Teacher: DeepSeek-R1 (the “large teacher”) is prompted with tasks and generates verified, high-quality chain-of-thought + final answers.
Student: A smaller Qwen or Llama model is then trained via supervised learning to reproduce those sequences—learning both the final solutions and the token-by-token reasoning style.

Because the teacher’s solutions are correct and thorough, the student effectively “inherits” advanced CoT reasoning it might never discover with small-scale RL from scratch.

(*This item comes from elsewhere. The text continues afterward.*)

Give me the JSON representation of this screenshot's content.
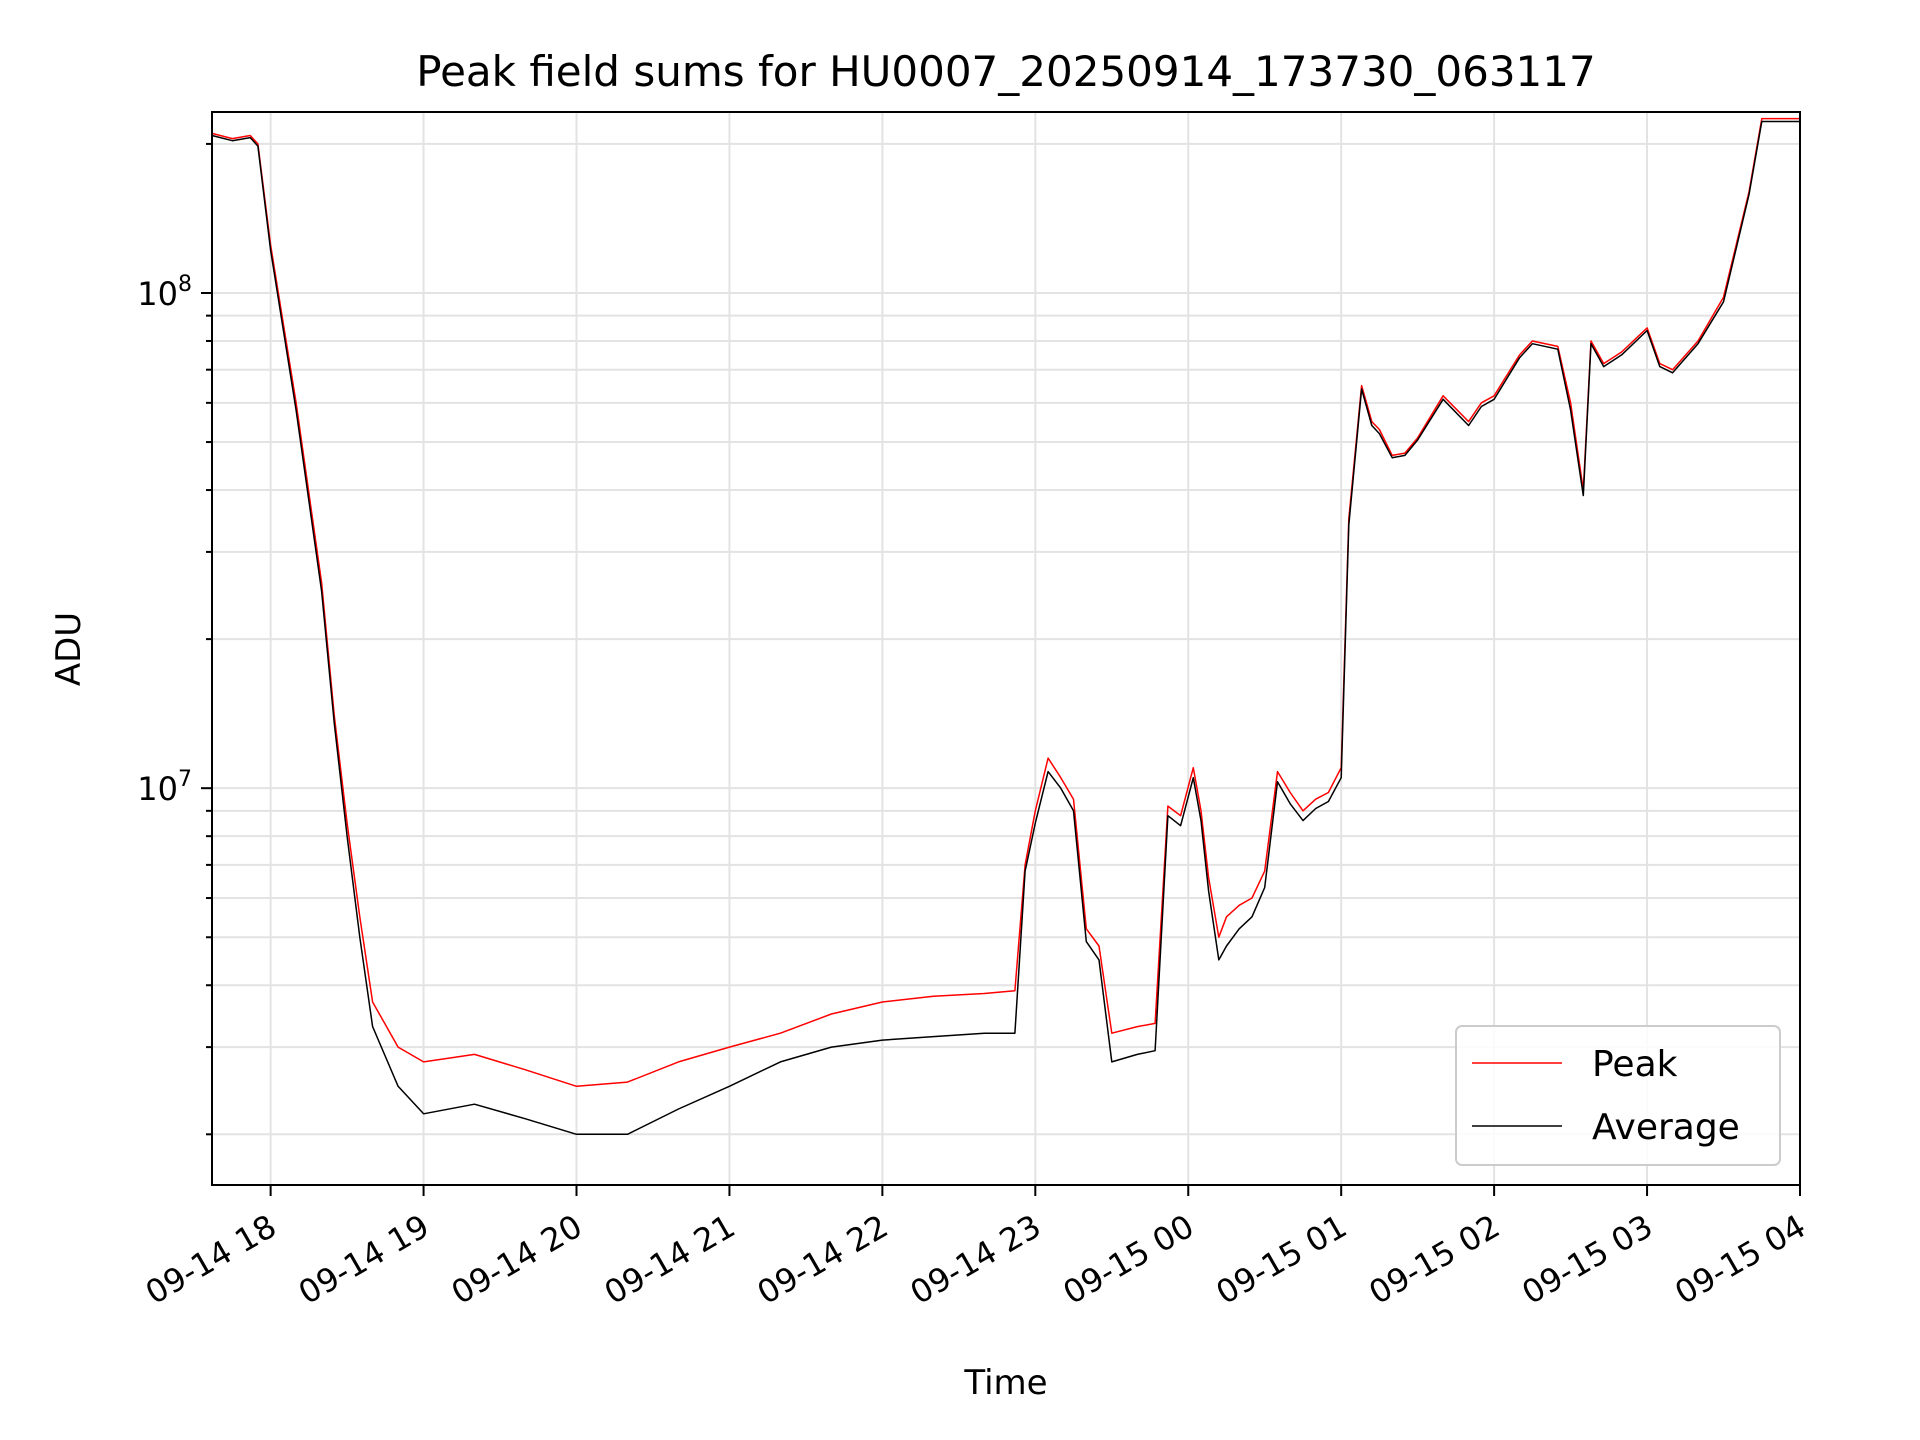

‼️ This doesn’t mean the distilled models have the reasoning capabilities of the R1 and R1-Models. They are just trained to produce output that looks like reasoning, it’s like if they were prompted to “think step by step”

Surprising Gains in Performance

Even a 7B or 30B student model can match or exceed older, bigger LLMs on tricky math/coding benchmarks—simply by absorbing the teacher’s best patterns. The largest student (70B) sometimes approaches R1’s performance. Distillation thus unlocks the benefits of a massive RL-trained system without requiring you to run the entire 671B MoE during inference.

displaying the performance of the distilled models

Not Everything Worked: MCTS, Large-Scale PRMs, and Other Experiments

Interestingly, the authors openly mention that certain ideas—like Monte Carlo Tree Search (MCTS)—didn’t scale to open-ended text tasks. The branching factor is too high, making it computationally intractable. They also skipped process-level learned reward models because they can become huge and are prone to reward exploitation by the policy. Instead, simpler rule-based checks plus GRPO proved to be both stable and powerful.

Likewise, they found that small models trained directly with RL (rather than distillation) struggle to replicate the emergent reasoning that big RL models develop. Hence the strategy: do the RL on a large base, then distill to smaller backbones.

Conclusion: Reinforcement-Learned Reasoning and the Future of Open-Source LLMs

DeepSeek-R1-Zero and DeepSeek-R1 demonstrate a sweeping shift in how we can train LLMs to reason:

R1-Zero proves that purely outcome-level rewards (code passes the tests, math answer matches) can spark surprisingly sophisticated chain-of-thought—even without curated data or a learned critic.
R1 takes that raw capability and polishes it via small SFT, multiple RL cycles, preference alignment, and final distillation into smaller models. The result is both top-notch reasoning and user-friendly answers.

GRPO is the linchpin making large-scale RL feasible without a separate value network, letting the model discover extended reasoning patterns to maximize correctness. From there, distillation compresses the best of R1 into smaller footprints—allowing even a 7B or 30B model to solve complex math or coding tasks once reserved for giant systems.

Key Takeaways

Cold-Start RL: You can skip supervised solutions entirely if your tasks have automated pass/fail checks; a “rookie” can become an expert purely via RL signals.
Emergent Reflection: Self-checking, multi-language reasoning, backtracking—these behaviors aren’t hand-coded, they follow from maximizing correct outcomes under GRPO.
Multi-Stage Refinement: Aligning a raw RL model for everyday usage (single language, clear chain-of-thought, helpfulness) requires carefully mixing supervised data and final RLHF steps.
Distillation: The real gift is packaging huge breakthroughs into more accessible models—so labs don’t need a 671B MoE to achieve advanced reasoning.

DeepSeek shows that open-source LLM research can push the boundaries of how we teach models to think. By focusing on tasks with verifiable solutions, they sidestep massive manual annotation. By employing GRPO, they avoid training giant critics. By distilling, they spread the benefits of emergent reasoning to smaller architectures. From purely RL-driven “cold starts” to carefully curated final alignment, it’s a masterclass in engineering a new generation of “reasoning LLMs.”